Scottish fishing boats are under fire for trawling seas far from home for catches of tuna, shark, swordfish, mackerel and sardines.
The Sunday Herald can reveal that at least five vessels registered in Scotland have been licensed to fish in the Indian Ocean and off the northwest African coast.
Along with boats from elsewhere in Europe, they are facing criticisms that they are plundering foreign seas, damaging local fishing industries and threatening fish stocks.
As fish stocks in European waters have declined, big fishing businesses have increasingly searched further afield for more lucrative and less depleted waters. Scottish fishermen, already in straitened circumstances, are also keen to exploit foreign waters to keep operating.
According to a study for conservation group WWF, one-third of the world's oceans are heavily fished, 10 times more than in the 1950s.
More than 700 vessels from European Union countries are fishing seas outwith the EU, mostly from Spain, France and Portugal. But they also include nine vessels registered in the UK, five of them in Scotland.
"It will surprise many people to learn that Scottish-registered boats, along with others from across Europe, are catching fish as far away as Morocco and the Indian Ocean," said Dr Richard Dixon, director of WWF Scotland.
"Most of the fish stocks in these areas have little or no protection from over-fishing. We are demanding changes to the rules governing fishing to ensure vessels that fish abroad follow the same rules and respect the same sustainability principles as those operating within EU waters."
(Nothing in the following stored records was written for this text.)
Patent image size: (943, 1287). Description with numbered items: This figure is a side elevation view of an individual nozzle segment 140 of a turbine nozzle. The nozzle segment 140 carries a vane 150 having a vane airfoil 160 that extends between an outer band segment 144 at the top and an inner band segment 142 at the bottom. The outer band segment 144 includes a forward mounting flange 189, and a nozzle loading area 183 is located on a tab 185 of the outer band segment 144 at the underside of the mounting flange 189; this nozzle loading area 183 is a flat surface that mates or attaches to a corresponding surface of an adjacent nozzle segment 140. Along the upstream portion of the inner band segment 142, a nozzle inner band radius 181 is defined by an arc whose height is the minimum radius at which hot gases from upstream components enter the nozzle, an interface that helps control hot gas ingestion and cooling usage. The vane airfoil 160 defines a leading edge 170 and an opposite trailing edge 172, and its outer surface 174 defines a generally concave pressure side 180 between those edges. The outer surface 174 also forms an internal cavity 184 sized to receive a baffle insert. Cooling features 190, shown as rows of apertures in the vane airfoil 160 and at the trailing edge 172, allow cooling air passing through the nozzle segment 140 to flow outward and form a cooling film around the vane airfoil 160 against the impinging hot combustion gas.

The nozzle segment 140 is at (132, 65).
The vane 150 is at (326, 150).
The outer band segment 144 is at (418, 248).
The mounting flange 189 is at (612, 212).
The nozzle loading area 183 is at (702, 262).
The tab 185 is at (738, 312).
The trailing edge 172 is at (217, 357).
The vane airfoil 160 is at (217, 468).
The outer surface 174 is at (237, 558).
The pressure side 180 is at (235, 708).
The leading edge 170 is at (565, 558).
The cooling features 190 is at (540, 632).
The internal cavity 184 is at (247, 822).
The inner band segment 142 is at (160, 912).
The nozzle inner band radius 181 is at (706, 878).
Four Scottish boats have been licensed to fish in the Indian Ocean under EU agreements with Madagascar and Mozambique. The Mar de Bens, the Mar de Creta, the Blue Gate and the Tahume can fish for tuna, sharks and swordfish.
A deal between Morocco and the EU to allow European boats the right to fish off Africa has caused a fierce political row. There was concern that EU boats could not be prevented from overfishing in foreign waters.
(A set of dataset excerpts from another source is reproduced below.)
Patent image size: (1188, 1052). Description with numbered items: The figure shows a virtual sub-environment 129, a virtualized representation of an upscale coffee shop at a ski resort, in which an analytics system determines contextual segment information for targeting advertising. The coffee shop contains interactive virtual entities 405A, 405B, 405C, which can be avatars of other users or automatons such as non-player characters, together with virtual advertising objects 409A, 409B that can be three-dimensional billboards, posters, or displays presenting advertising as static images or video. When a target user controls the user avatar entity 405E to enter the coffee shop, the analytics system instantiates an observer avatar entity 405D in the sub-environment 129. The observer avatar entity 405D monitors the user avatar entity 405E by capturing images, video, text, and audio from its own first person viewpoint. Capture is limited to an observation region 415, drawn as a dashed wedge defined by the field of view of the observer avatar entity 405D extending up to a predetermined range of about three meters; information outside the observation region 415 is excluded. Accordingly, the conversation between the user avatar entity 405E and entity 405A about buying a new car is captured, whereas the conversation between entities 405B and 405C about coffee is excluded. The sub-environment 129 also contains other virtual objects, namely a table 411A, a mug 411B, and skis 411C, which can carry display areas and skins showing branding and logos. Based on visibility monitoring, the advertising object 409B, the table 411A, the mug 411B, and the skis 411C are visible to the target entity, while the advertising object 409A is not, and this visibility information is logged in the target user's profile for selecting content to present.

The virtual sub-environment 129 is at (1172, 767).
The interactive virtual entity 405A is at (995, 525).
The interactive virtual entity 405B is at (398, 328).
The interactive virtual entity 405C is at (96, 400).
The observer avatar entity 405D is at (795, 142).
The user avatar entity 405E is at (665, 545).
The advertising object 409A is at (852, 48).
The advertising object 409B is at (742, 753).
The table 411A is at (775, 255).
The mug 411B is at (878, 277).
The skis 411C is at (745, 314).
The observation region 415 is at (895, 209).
The £30 million-a-year agreement with Morocco was suspended last month after it was voted down by the European Parliament. But the European Commission is trying to renegotiate the deal.
Scottish boat The Krossfjord, registered at Banff, fished for mackerel and sardines off the western Sahara before the deal's suspension. The area was annexed by Morocco in 1976, and the Sahrawi people have been fighting for independence. The EU fishing deal "intensifies the Moroccan repression of the Sahrawi people," claims Aminatua Haidar, a Sahrawi human rights activist.
Fishsubsidy.org, a group that campaigns against secret subsidies, is preparing a report on "under-the-radar" EU fishing agreements. "We're concerned that there are few safeguards to ensure European vessels do not further plunder unsustainable fish stocks," said the group's Jack Thurston.
But fishing off northwest Africa was defended by Ian Gatt, chief executive of the Scottish Pelagic Fishermen's Association. He said the Krossfjord had invested in a factory in Dhakla, Western Sahara, which employs 300 people.
He added: "If the EU stops fishing there, its place will be taken by countries with no sustainability scruples like China and Russia."
The Scottish Government says EU agreements help countries develop sustainable fishing industries.